The book is an invaluable account of the counter-attack by liberal intellectuals in the battle of ideas with communism. At the time that this story begins, Arthur Koestler was convinced that the future of civilisation would be decided by the outcome of the battle between communists and ex-communists like himself. He believed that others could not comprehend the true nature of their adversary, with its capacity to recruit both the best of people and the worst of people. He was mistaken. The thin anti-red line was held by a mix of ex-communists and others who had not drunk from that poisoned cup.
This is Peter’s account of researching the book. It too many years and involved interviews all over the world.
The CCF, as an organisation of writers and intellectuals, was formed in Berlin at the height of the Cold War, soon after the communist triumphs in Central Europe and China and at the moment of the North Korean attack on South Korea. It called on writers and intellectuals to abandon neutralism and say No to Stalin as they had once said No to Hitler.
Its real origins are earlier still. It grew out of the tense, frenzied and sometimes heart-wrenching ideological passions of the anti-Stalinist Left that emerged gradually in the late 1920s and more emphatically in the 1930s. Most (not all) of the participants in the Berlin 1950 Congress had in their youth been either communists or fellow travellers. All had been disenchanted by the series of terrible events in the USSR — the Ukrainian famine, the slave camps, the purges, the show trials, the Hitler–Stalin pact. They came to see the Soviet Union, in Solzhenitsyn’s phrase, as The Lie — indeed the underlying Lie of the age.
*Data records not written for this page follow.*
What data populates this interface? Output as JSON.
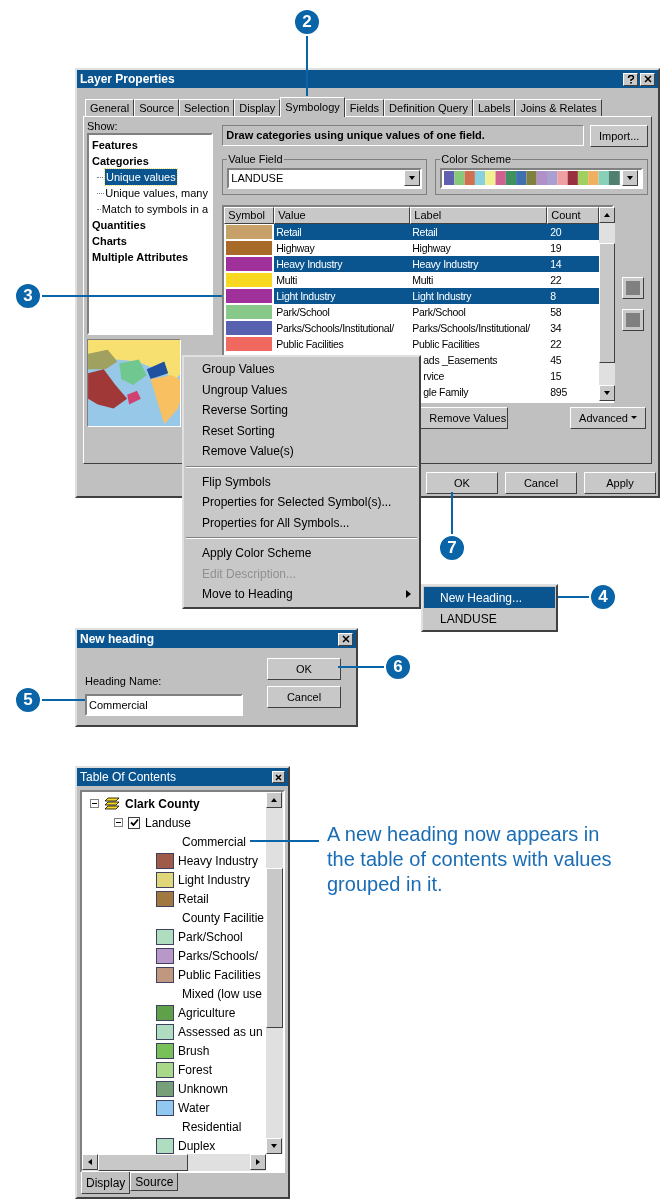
{
  "callouts": [
    {
      "number": "2"
    },
    {
      "number": "3"
    },
    {
      "number": "7"
    },
    {
      "number": "4"
    },
    {
      "number": "5"
    },
    {
      "number": "6"
    }
  ],
  "layer_properties": {
    "title": "Layer Properties",
    "tabs": [
      {
        "label": "General",
        "selected": false
      },
      {
        "label": "Source",
        "selected": false
      },
      {
        "label": "Selection",
        "selected": false
      },
      {
        "label": "Display",
        "selected": false
      },
      {
        "label": "Symbology",
        "selected": true
      },
      {
        "label": "Fields",
        "selected": false
      },
      {
        "label": "Definition Query",
        "selected": false
      },
      {
        "label": "Labels",
        "selected": false
      },
      {
        "label": "Joins & Relates",
        "selected": false
      }
    ],
    "show_label": "Show:",
    "show_tree": [
      {
        "label": "Features",
        "selected": false
      },
      {
        "label": "Categories",
        "selected": false,
        "children": [
          {
            "label": "Unique values",
            "selected": true
          },
          {
            "label": "Unique values, many",
            "selected": false
          },
          {
            "label": "Match to symbols in a",
            "selected": false
          }
        ]
      },
      {
        "label": "Quantities",
        "selected": false
      },
      {
        "label": "Charts",
        "selected": false
      },
      {
        "label": "Multiple Attributes",
        "selected": false
      }
    ],
    "description": "Draw categories using unique values of one field.",
    "import_button": "Import...",
    "value_field": {
      "legend": "Value Field",
      "value": "LANDUSE"
    },
    "color_scheme": {
      "legend": "Color Scheme"
    },
    "table": {
      "columns": [
        "Symbol",
        "Value",
        "Label",
        "Count"
      ],
      "rows": [
        {
          "color": "#c8a06a",
          "value": "Retail",
          "label": "Retail",
          "count": "20",
          "selected": true
        },
        {
          "color": "#a86a28",
          "value": "Highway",
          "label": "Highway",
          "count": "19",
          "selected": false
        },
        {
          "color": "#a0309a",
          "value": "Heavy Industry",
          "label": "Heavy Industry",
          "count": "14",
          "selected": true
        },
        {
          "color": "#f8d820",
          "value": "Multi",
          "label": "Multi",
          "count": "22",
          "selected": false
        },
        {
          "color": "#a0309a",
          "value": "Light Industry",
          "label": "Light Industry",
          "count": "8",
          "selected": true
        },
        {
          "color": "#88c888",
          "value": "Park/School",
          "label": "Park/School",
          "count": "58",
          "selected": false
        },
        {
          "color": "#5860b0",
          "value": "Parks/Schools/Institutional/",
          "label": "Parks/Schools/Institutional/",
          "count": "34",
          "selected": false
        },
        {
          "color": "#f06860",
          "value": "Public Facilities",
          "label": "Public Facilities",
          "count": "22",
          "selected": false
        },
        {
          "label": "ads _Easements",
          "count": "45",
          "selected": false
        },
        {
          "label": "rvice",
          "count": "15",
          "selected": false
        },
        {
          "label": "gle Family",
          "count": "895",
          "selected": false
        }
      ]
    },
    "remove_button": "Remove Values",
    "advanced_button": "Advanced",
    "footer_buttons": [
      "OK",
      "Cancel",
      "Apply"
    ]
  },
  "context_menu": {
    "items": [
      {
        "kind": "item",
        "label": "Group Values",
        "disabled": false
      },
      {
        "kind": "item",
        "label": "Ungroup Values",
        "disabled": false
      },
      {
        "kind": "item",
        "label": "Reverse Sorting",
        "disabled": false
      },
      {
        "kind": "item",
        "label": "Reset Sorting",
        "disabled": false
      },
      {
        "kind": "item",
        "label": "Remove Value(s)",
        "disabled": false
      },
      {
        "kind": "separator"
      },
      {
        "kind": "item",
        "label": "Flip Symbols",
        "disabled": false
      },
      {
        "kind": "item",
        "label": "Properties for Selected Symbol(s)...",
        "disabled": false
      },
      {
        "kind": "item",
        "label": "Properties for All Symbols...",
        "disabled": false
      },
      {
        "kind": "separator"
      },
      {
        "kind": "item",
        "label": "Apply Color Scheme",
        "disabled": false
      },
      {
        "kind": "item",
        "label": "Edit Description...",
        "disabled": true
      },
      {
        "kind": "submenu",
        "label": "Move to Heading",
        "disabled": false
      }
    ],
    "submenu": [
      {
        "label": "New Heading...",
        "selected": true
      },
      {
        "label": "LANDUSE",
        "selected": false
      }
    ]
  },
  "new_heading_dialog": {
    "title": "New heading",
    "field_label": "Heading Name:",
    "value": "Commercial",
    "buttons": [
      "OK",
      "Cancel"
    ]
  },
  "table_of_contents": {
    "title": "Table Of Contents",
    "tree": [
      {
        "label": "Clark County",
        "expanded": true,
        "children": [
          {
            "label": "Landuse",
            "checked": true,
            "expanded": true,
            "legend": [
              {
                "kind": "heading",
                "label": "Commercial"
              },
              {
                "kind": "class",
                "label": "Heavy Industry",
                "color": "#a05a48"
              },
              {
                "kind": "class",
                "label": "Light Industry",
                "color": "#e0d878"
              },
              {
                "kind": "class",
                "label": "Retail",
                "color": "#a07840"
              },
              {
                "kind": "heading",
                "label": "County Facilitie"
              },
              {
                "kind": "class",
                "label": "Park/School",
                "color": "#b0dcc0"
              },
              {
                "kind": "class",
                "label": "Parks/Schools/",
                "color": "#b898c8"
              },
              {
                "kind": "class",
                "label": "Public Facilities",
                "color": "#c09880"
              },
              {
                "kind": "heading",
                "label": "Mixed (low use"
              },
              {
                "kind": "class",
                "label": "Agriculture",
                "color": "#60a048"
              },
              {
                "kind": "class",
                "label": "Assessed as un",
                "color": "#b0dcc0"
              },
              {
                "kind": "class",
                "label": "Brush",
                "color": "#78c058"
              },
              {
                "kind": "class",
                "label": "Forest",
                "color": "#a8d888"
              },
              {
                "kind": "class",
                "label": "Unknown",
                "color": "#78a078"
              },
              {
                "kind": "class",
                "label": "Water",
                "color": "#90c8f0"
              },
              {
                "kind": "heading",
                "label": "Residential"
              },
              {
                "kind": "class",
                "label": "Duplex",
                "color": "#b0dcc0"
              }
            ]
          }
        ]
      }
    ],
    "tabs": [
      {
        "label": "Display",
        "selected": true
      },
      {
        "label": "Source",
        "selected": false
      }
    ]
  },
  "caption": "A new heading now appears in the table of contents with values grouped in it."
}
Some became Trotskyists, some Bukharinites, some liberals, a few even became conservatives. One or two, not many, returned to the religious faith of their fathers. Most preferred to call themselves anti-Stalinist rather than anticommunist: it left open the option that one day a true communism would emerge, free of Stalinist perversions.
We could use something like that “triple alliance” again today!
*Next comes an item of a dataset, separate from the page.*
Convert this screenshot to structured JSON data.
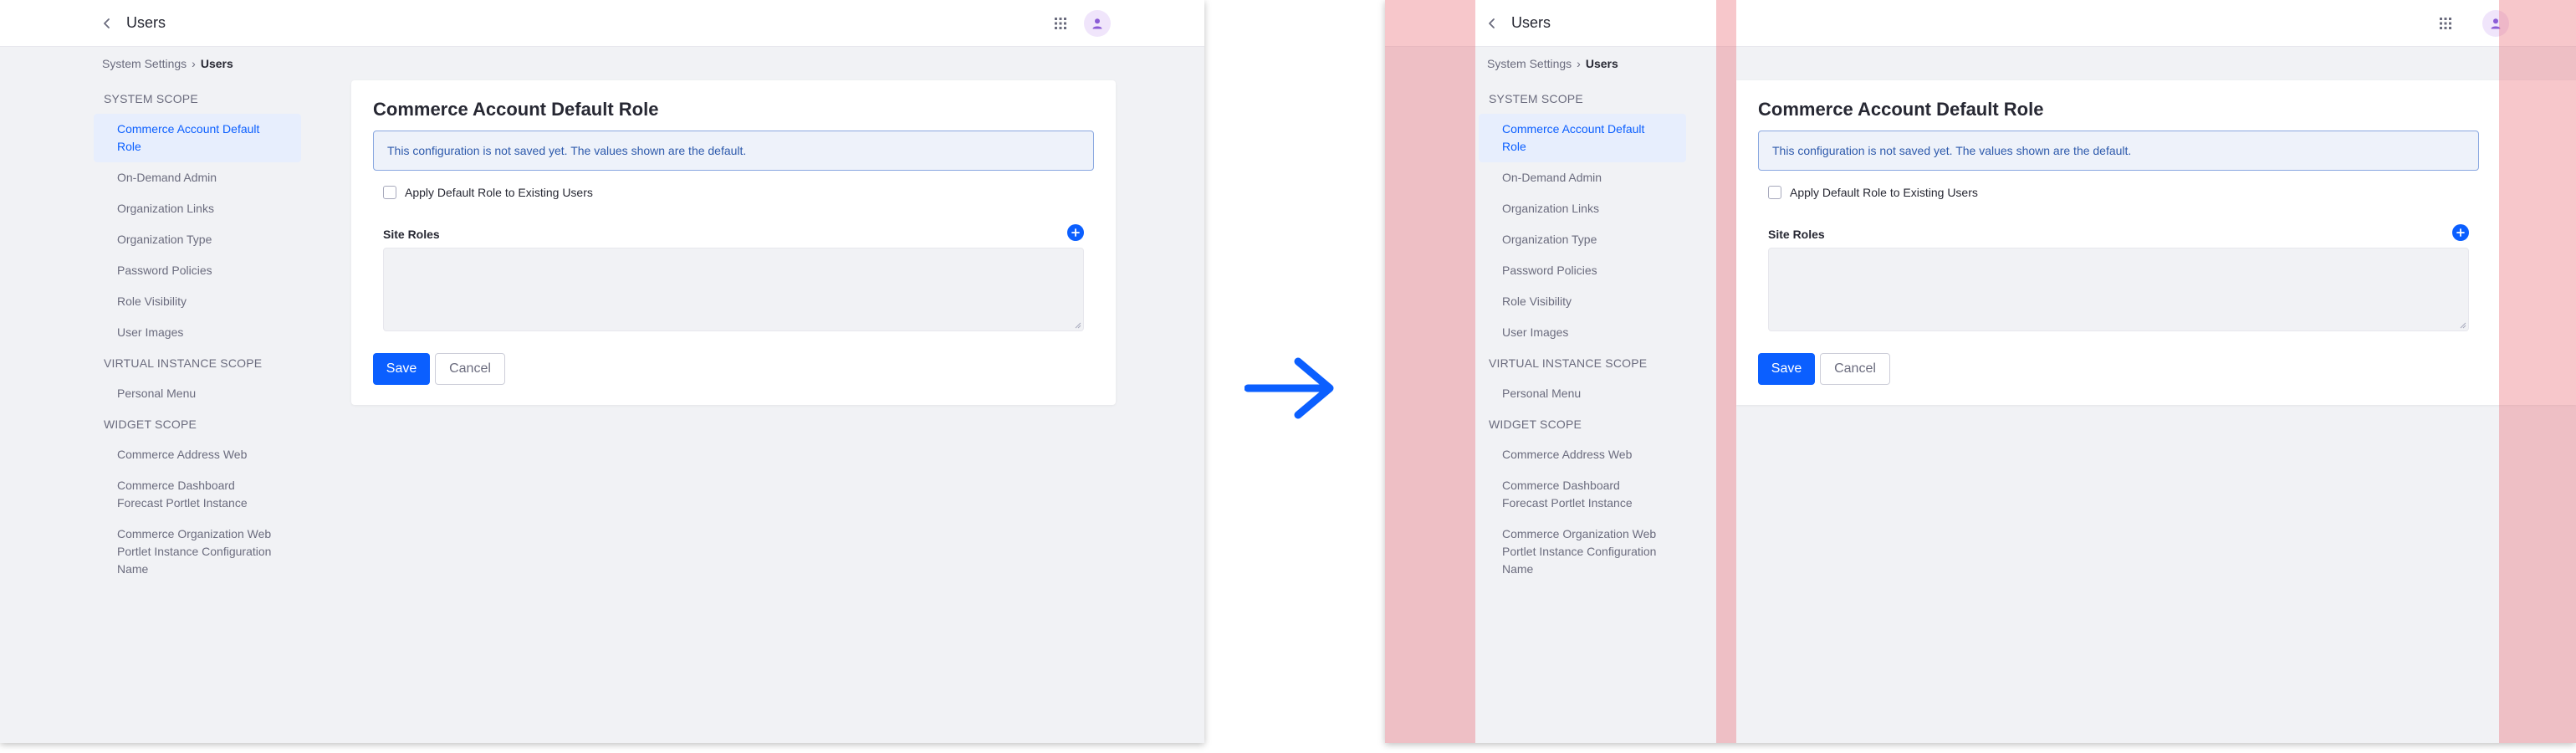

Edward Shils in the old Congress understood the problem. In attempting to redefine the aim of the Congress in the 1960s, he argued that there is already a worldwide liberal community, however weak it may be. It has no corporate structure (as a professional association has), it has no formal hierarchy of authority (as the universities do) and it has no formal articles of faith (as churches do). It is something like the Enlightenment in the eighteenth century. It exists, but it needs delineating and strengthening. This, he said, should be the task of the Congress for Cultural Freedom in Asia, Africa and the Middle East.
Today, forty years later, this would still be the mission of any new Congress.